Le lycée Grand Air d’Arcachon

Le bon air pour tous

Les loggias pouvaient servir aux exercices physiques
Les loggias pouvaient servir aux exercices physiques
Les grandes baies à guillotine du réfectoire donnent sur la forêt
Les grandes baies à guillotine du réfectoire donnent sur la forêt

Les vertus de l’air balsamique et de l’air marin d’Arcachon sont vantées par les médecins, dés la fin du XIXe siècle. Des thèses de médecines, des conférences, des colloques cherchent alors à en démontrer les bienfaits. Les préoccupations de santé publique s’adressent à tous et en particulier à la jeunesse. Le ministère de l’Éducation nationale participe à cette réflexion.

Les archives municipales d’Arcachon conservent les délibérations du Conseil municipal depuis la création de la commune en 1857. Lors de la séance du 21 Aout 1896, des vœux furent exprimés par des élus.
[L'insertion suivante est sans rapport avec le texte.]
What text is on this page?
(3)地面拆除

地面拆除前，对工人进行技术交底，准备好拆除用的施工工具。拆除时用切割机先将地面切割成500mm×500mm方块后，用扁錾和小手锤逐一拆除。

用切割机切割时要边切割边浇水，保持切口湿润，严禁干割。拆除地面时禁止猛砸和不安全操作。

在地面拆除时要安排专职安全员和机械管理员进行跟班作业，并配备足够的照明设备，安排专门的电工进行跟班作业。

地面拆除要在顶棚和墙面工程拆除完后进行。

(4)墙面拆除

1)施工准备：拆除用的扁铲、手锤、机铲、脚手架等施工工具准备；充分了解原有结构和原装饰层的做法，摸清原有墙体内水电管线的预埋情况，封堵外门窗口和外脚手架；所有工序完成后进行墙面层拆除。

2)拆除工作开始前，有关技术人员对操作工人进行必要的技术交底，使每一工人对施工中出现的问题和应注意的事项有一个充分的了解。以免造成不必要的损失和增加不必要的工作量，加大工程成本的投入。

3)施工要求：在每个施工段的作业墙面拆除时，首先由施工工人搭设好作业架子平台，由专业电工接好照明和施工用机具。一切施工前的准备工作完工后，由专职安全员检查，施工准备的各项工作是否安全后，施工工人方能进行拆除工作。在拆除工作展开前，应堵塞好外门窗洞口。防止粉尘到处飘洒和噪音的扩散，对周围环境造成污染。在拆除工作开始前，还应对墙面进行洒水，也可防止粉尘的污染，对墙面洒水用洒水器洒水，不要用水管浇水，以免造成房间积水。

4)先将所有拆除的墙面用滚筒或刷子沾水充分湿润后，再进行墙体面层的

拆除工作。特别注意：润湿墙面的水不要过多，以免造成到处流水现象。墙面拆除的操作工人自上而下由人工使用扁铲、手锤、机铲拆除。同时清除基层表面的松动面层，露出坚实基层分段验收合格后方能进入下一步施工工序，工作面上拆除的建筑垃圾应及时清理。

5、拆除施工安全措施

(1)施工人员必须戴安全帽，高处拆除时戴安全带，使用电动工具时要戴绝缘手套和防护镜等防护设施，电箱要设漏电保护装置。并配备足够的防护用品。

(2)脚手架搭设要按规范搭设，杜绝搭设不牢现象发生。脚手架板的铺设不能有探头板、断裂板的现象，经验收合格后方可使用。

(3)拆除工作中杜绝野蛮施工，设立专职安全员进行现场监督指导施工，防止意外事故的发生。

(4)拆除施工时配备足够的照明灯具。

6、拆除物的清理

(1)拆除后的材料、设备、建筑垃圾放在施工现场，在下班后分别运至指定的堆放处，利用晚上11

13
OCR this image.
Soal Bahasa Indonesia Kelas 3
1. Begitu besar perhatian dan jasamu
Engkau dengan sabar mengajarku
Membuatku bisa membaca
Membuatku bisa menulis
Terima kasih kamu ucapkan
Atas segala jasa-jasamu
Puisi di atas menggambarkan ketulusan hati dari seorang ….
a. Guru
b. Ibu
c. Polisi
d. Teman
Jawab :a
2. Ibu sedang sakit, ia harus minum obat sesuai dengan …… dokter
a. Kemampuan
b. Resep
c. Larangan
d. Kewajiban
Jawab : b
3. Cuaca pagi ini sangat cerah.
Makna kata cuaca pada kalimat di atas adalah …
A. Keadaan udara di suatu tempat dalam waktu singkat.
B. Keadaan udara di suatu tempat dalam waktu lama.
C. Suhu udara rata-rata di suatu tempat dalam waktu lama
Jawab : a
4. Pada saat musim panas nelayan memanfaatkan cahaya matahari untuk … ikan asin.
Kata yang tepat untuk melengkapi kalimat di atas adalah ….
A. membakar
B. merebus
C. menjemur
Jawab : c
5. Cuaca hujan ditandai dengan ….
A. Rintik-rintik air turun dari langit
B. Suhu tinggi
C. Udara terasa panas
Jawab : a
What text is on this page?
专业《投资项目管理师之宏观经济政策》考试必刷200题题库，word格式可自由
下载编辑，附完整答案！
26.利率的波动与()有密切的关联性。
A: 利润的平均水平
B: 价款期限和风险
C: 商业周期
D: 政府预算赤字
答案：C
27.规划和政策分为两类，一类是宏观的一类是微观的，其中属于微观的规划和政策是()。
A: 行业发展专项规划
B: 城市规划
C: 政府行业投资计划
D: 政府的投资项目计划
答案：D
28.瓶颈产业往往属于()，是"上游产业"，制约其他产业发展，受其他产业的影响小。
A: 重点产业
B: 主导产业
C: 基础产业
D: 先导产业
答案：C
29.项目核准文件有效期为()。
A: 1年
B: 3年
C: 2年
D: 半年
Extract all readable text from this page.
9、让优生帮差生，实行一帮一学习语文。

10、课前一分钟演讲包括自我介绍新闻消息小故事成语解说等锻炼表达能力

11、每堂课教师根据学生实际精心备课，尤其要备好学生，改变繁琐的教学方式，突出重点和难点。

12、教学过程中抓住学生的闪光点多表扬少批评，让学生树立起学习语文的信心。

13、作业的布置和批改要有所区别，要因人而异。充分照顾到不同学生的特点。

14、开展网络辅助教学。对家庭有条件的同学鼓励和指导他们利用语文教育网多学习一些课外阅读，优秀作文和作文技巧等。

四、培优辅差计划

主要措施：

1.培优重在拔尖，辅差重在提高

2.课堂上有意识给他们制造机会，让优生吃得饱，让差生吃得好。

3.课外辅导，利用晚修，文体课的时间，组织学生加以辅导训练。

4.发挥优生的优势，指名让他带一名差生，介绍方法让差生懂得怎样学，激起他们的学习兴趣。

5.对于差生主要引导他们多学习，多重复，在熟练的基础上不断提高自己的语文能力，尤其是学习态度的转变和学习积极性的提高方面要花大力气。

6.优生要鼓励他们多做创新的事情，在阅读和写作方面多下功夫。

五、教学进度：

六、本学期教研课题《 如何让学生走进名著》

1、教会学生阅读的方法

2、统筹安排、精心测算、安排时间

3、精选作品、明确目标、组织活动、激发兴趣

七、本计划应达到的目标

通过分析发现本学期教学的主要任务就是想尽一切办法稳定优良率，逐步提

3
Le docteur Joseph Pauliet propose entre autres « d’obtenir du gouvernement la création d’un lycée, sorte de sanatorium pour les maîtres et les élèves et principalement destiné à ceux qui arrivent de nos colonies ou de l’étranger ne s’acclimatant que difficilement au climat de la France ».

Réinscrite dans la séance du 26 novembre 1896, la proposition du docteur Pauliet est approuvée à l’unanimité.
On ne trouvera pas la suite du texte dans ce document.